Ghada completed her fourth year at medical school, despite the conditions of war, the patchy internet, and the difficulty of commuting to the hospital. She and her classmates faced the harshest conditions a student could endure. They were taking their exams electronically, amidst continuous power cuts, weak internet connections, and bitterly cold weather. Each exam had a strict time limit, with no tolerance for error because in the field of medicine, as they learned, even the smallest mistake can cost a life.
One day, during torrential rain and in freezing temperatures, Ghada started an exam. She tried to concentrate despite the sound of the wind and the dim light from a small lamp that barely illuminated the screen. She answered the first 20 questions when the internet suddenly cut out. It was a shocking moment; she felt as if all the effort she had put in had evaporated.
She searched for a signal, for hope, for any way to get back into the exam before time ran out.

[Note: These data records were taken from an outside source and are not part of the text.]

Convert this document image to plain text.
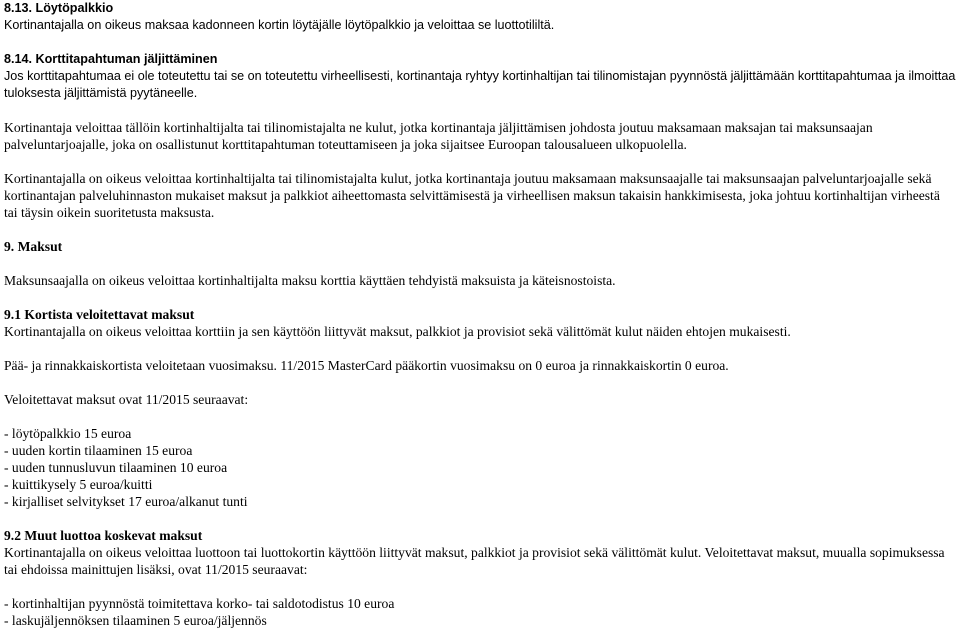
8.13. Löytöpalkkio

Kortinantajalla on oikeus maksaa kadonneen kortin löytäjälle löytöpalkkio ja veloittaa se luottotililtä.

8.14. Korttitapahtuman jäljittäminen

Jos korttitapahtumaa ei ole toteutettu tai se on toteutettu virheellisesti, kortinantaja ryhtyy kortinhaltijan tai tilinomistajan pyynnöstä jäljittämään korttitapahtumaa ja ilmoittaa tuloksesta jäljittämistä pyytäneelle.

Kortinantaja veloittaa tällöin kortinhaltijalta tai tilinomistajalta ne kulut, jotka kortinantaja jäljittämisen johdosta joutuu maksamaan maksajan tai maksunsaajan palveluntarjoajalle, joka on osallistunut korttitapahtuman toteuttamiseen ja joka sijaitsee Euroopan talousalueen ulkopuolella.

Kortinantajalla on oikeus veloittaa kortinhaltijalta tai tilinomistajalta kulut, jotka kortinantaja joutuu maksamaan maksunsaajalle tai maksunsaajan palveluntarjoajalle sekä kortinantajan palveluhinnaston mukaiset maksut ja palkkiot aiheettomasta selvittämisestä ja virheellisen maksun takaisin hankkimisesta, joka johtuu kortinhaltijan virheestä tai täysin oikein suoritetusta maksusta.

9. Maksut

Maksunsaajalla on oikeus veloittaa kortinhaltijalta maksu korttia käyttäen tehdyistä maksuista ja käteisnostoista.

9.1 Kortista veloitettavat maksut

Kortinantajalla on oikeus veloittaa korttiin ja sen käyttöön liittyvät maksut, palkkiot ja provisiot sekä välittömät kulut näiden ehtojen mukaisesti.

Pää- ja rinnakkaiskortista veloitetaan vuosimaksu. 11/2015 MasterCard pääkortin vuosimaksu on 0 euroa ja rinnakkaiskortin 0 euroa.

Veloitettavat maksut ovat 11/2015 seuraavat:

- löytöpalkkio 15 euroa

- uuden kortin tilaaminen 15 euroa

- uuden tunnusluvun tilaaminen 10 euroa

- kuittikysely 5 euroa/kuitti

- kirjalliset selvitykset 17 euroa/alkanut tunti

9.2 Muut luottoa koskevat maksut

Kortinantajalla on oikeus veloittaa luottoon tai luottokortin käyttöön liittyvät maksut, palkkiot ja provisiot sekä välittömät kulut. Veloitettavat maksut, muualla sopimuksessa tai ehdoissa mainittujen lisäksi, ovat 11/2015 seuraavat:

- kortinhaltijan pyynnöstä toimitettava korko- tai saldotodistus 10 euroa

- laskujäljennöksen tilaaminen 5 euroa/jäljennös
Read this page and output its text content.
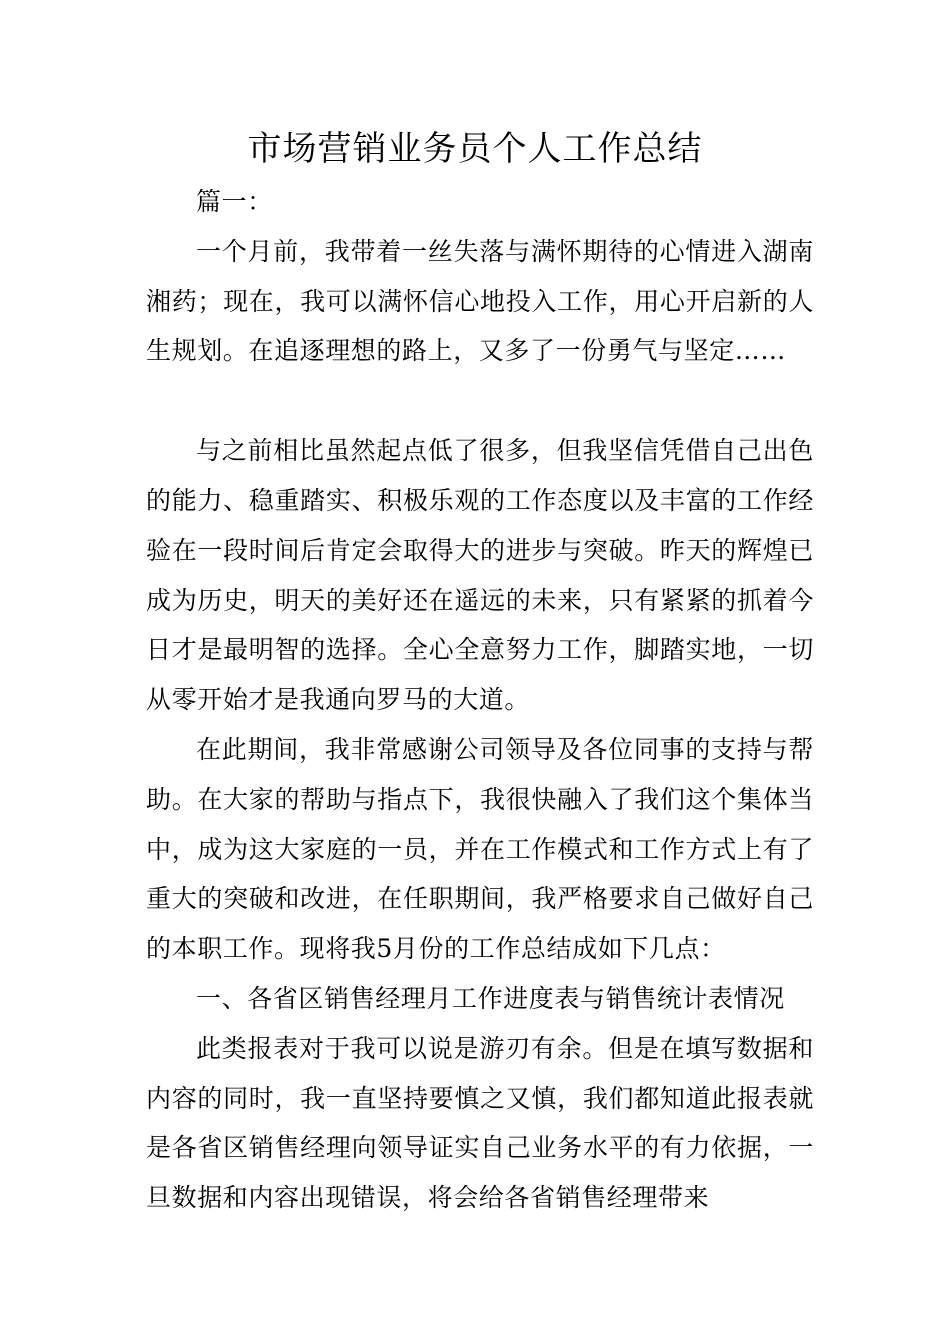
市场营销业务员个人工作总结

篇一：

一个月前，我带着一丝失落与满怀期待的心情进入湖南湘药；现在，我可以满怀信心地投入工作，用心开启新的人生规划。在追逐理想的路上，又多了一份勇气与坚定……

与之前相比虽然起点低了很多，但我坚信凭借自己出色的能力、稳重踏实、积极乐观的工作态度以及丰富的工作经验在一段时间后肯定会取得大的进步与突破。昨天的辉煌已成为历史，明天的美好还在遥远的未来，只有紧紧的抓着今日才是最明智的选择。全心全意努力工作，脚踏实地，一切从零开始才是我通向罗马的大道。

在此期间，我非常感谢公司领导及各位同事的支持与帮助。在大家的帮助与指点下，我很快融入了我们这个集体当中，成为这大家庭的一员，并在工作模式和工作方式上有了重大的突破和改进，在任职期间，我严格要求自己做好自己的本职工作。现将我5月份的工作总结成如下几点：

一、各省区销售经理月工作进度表与销售统计表情况

此类报表对于我可以说是游刃有余。但是在填写数据和内容的同时，我一直坚持要慎之又慎，我们都知道此报表就是各省区销售经理向领导证实自己业务水平的有力依据，一旦数据和内容出现错误，将会给各省销售经理带来
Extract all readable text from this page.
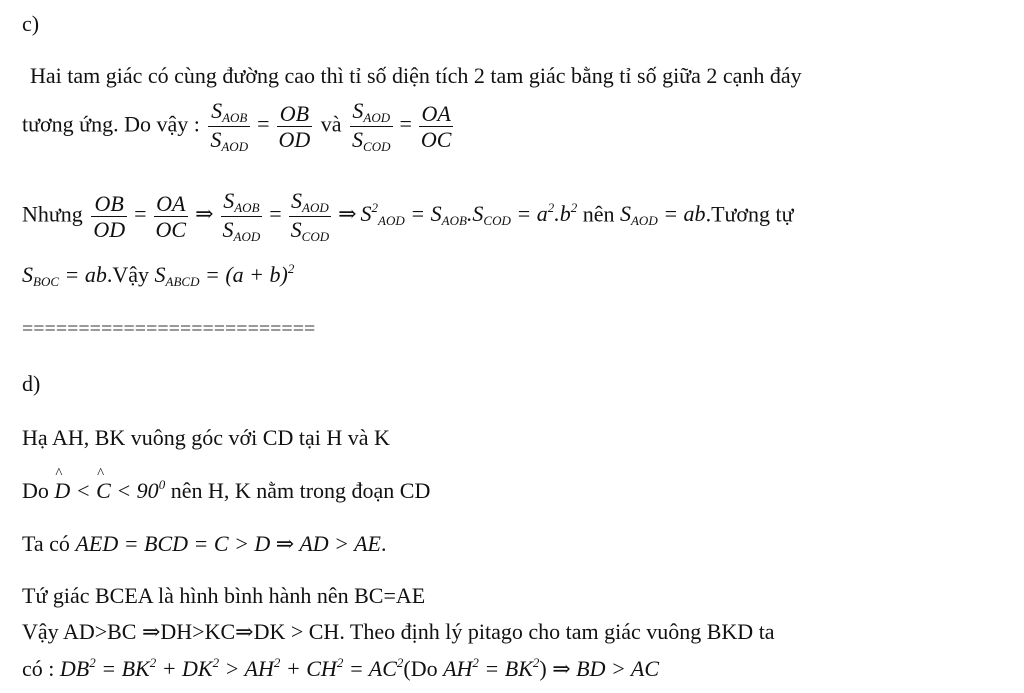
c)
Hai tam giác có cùng đường cao thì tỉ số diện tích 2 tam giác bằng tỉ số giữa 2 cạnh đáy
tương ứng. Do vậy : $\frac{S_{AOB}}{S_{AOD}} = \frac{OB}{OD}$ và $\frac{S_{AOD}}{S_{COD}} = \frac{OA}{OC}$
Nhưng $\frac{OB}{OD} = \frac{OA}{OC}$ ⇒ $\frac{S_{AOB}}{S_{AOD}} = \frac{S_{AOD}}{S_{COD}}$ ⇒ $S^2_{AOD} = S_{AOB}.S_{COD} = a^2.b^2$ nên $S_{AOD}$ = ab.Tương tự
$S_{BOC}$ = ab.Vậy $S_{ABCD} = (a + b)^2$
==========================
d)
Hạ AH, BK vuông góc với CD tại H và K
Do ^ D < ^ $C < 90^0$ nên H, K nằm trong đoạn CD
Ta có AED = BCD = C > D ⇒ AD > AE.
Tứ giác BCEA là hình bình hành nên BC=AE
Vậy AD>BC ⇒DH>KC⇒DK > CH. Theo định lý pitago cho tam giác vuông BKD ta
có : $DB^2 = BK^2 + DK^2 > AH^2 + CH^2 = AC^2(Do$ $AH^2 = BK^2$) ⇒ BD > AC
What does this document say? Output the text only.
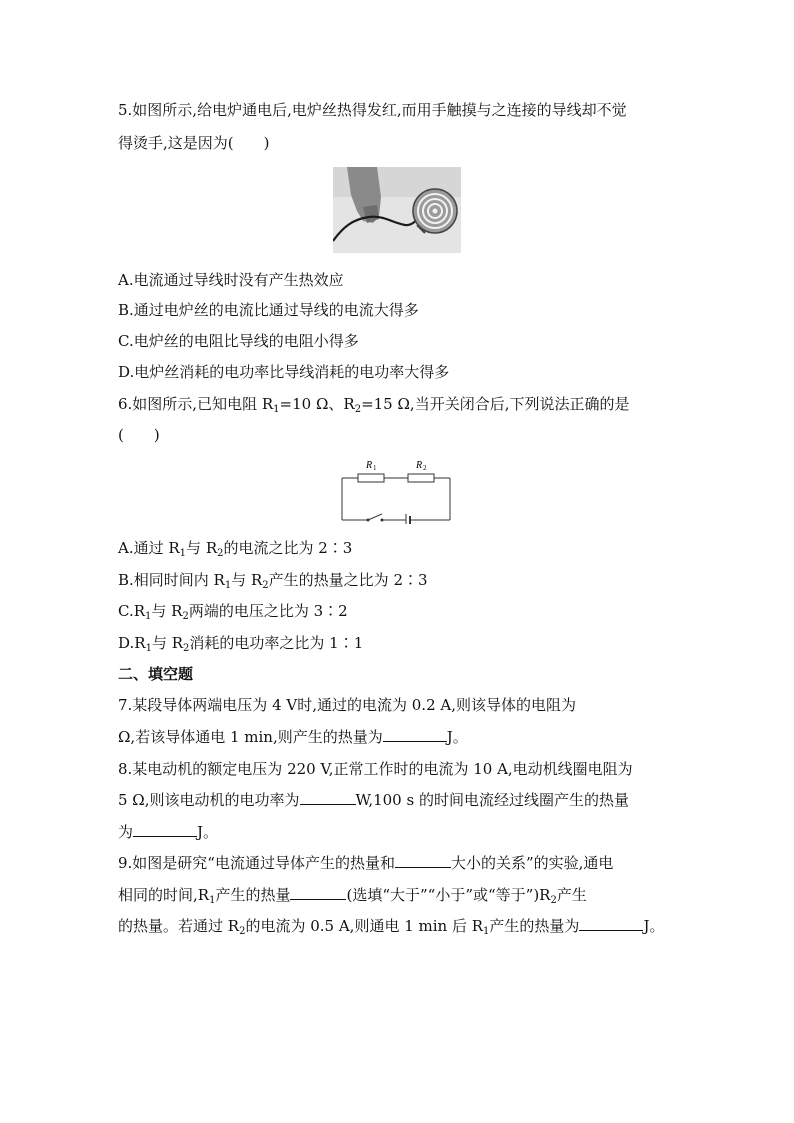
5.如图所示,给电炉通电后,电炉丝热得发红,而用手触摸与之连接的导线却不觉
得烫手,这是因为(　　)
A.电流通过导线时没有产生热效应
B.通过电炉丝的电流比通过导线的电流大得多
C.电炉丝的电阻比导线的电阻小得多
D.电炉丝消耗的电功率比导线消耗的电功率大得多
6.如图所示,已知电阻 $R_1=10$ Ω、$R_2=15$ Ω,当开关闭合后,下列说法正确的是
(　　)
R 1	R 2
A.通过 $R_1$与 $R_2$的电流之比为 2∶3
B.相同时间内 $R_1$与 $R_2$产生的热量之比为 2∶3
$C.R_1$与 $R_2$两端的电压之比为 3∶2
$D.R_1$与 $R_2$消耗的电功率之比为 1∶1
二、填空题
7.某段导体两端电压为 4 V时,通过的电流为 0.2 A,则该导体的电阻为
Ω,若该导体通电 1 min,则产生的热量为	J。
8.某电动机的额定电压为 220 V,正常工作时的电流为 10 A,电动机线圈电阻为
5 Ω,则该电动机的电功率为	W,100 s 的时间电流经过线圈产生的热量
为	J。
9.如图是研究“电流通过导体产生的热量和	大小的关系”的实验,通电
相同的时间$,R_1$产生的热量	(选填“大于”“小于”或“等于$”)R_2$产生
的热量。若通过 $R_2$的电流为 0.5 A,则通电 1 min 后 $R_1$产生的热量为	J。
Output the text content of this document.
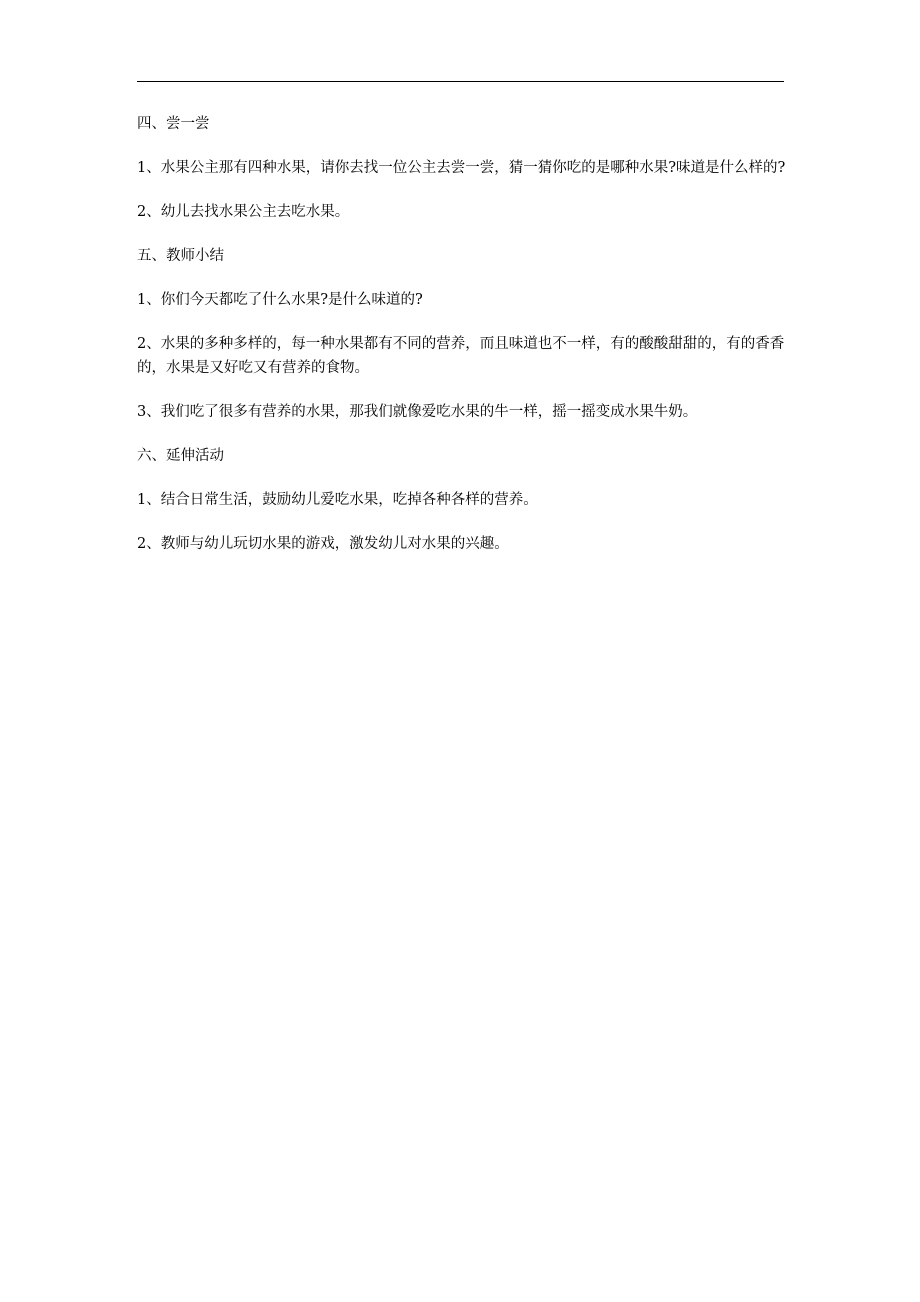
四、尝一尝

1、水果公主那有四种水果，请你去找一位公主去尝一尝，猜一猜你吃的是哪种水果?味道是什么样的?

2、幼儿去找水果公主去吃水果。

五、教师小结

1、你们今天都吃了什么水果?是什么味道的?

2、水果的多种多样的，每一种水果都有不同的营养，而且味道也不一样，有的酸酸甜甜的，有的香香的，水果是又好吃又有营养的食物。

3、我们吃了很多有营养的水果，那我们就像爱吃水果的牛一样，摇一摇变成水果牛奶。

六、延伸活动

1、结合日常生活，鼓励幼儿爱吃水果，吃掉各种各样的营养。

2、教师与幼儿玩切水果的游戏，激发幼儿对水果的兴趣。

It was one of the worst moments she had experienced and yet it taught her how to resist, how to hold firm in the storm, and how to continue on the path, no matter how desolate it seemed.
Ghada and her colleagues are training on the front line, witnessing and handling the casualties of war. She hears from all the medical delegations that come to Gaza that they are truly the best, brightest, and most skilled medical students they’ve known.
Ghada graduated with honors, and now, in her fifth year, she continues to pursue her dream.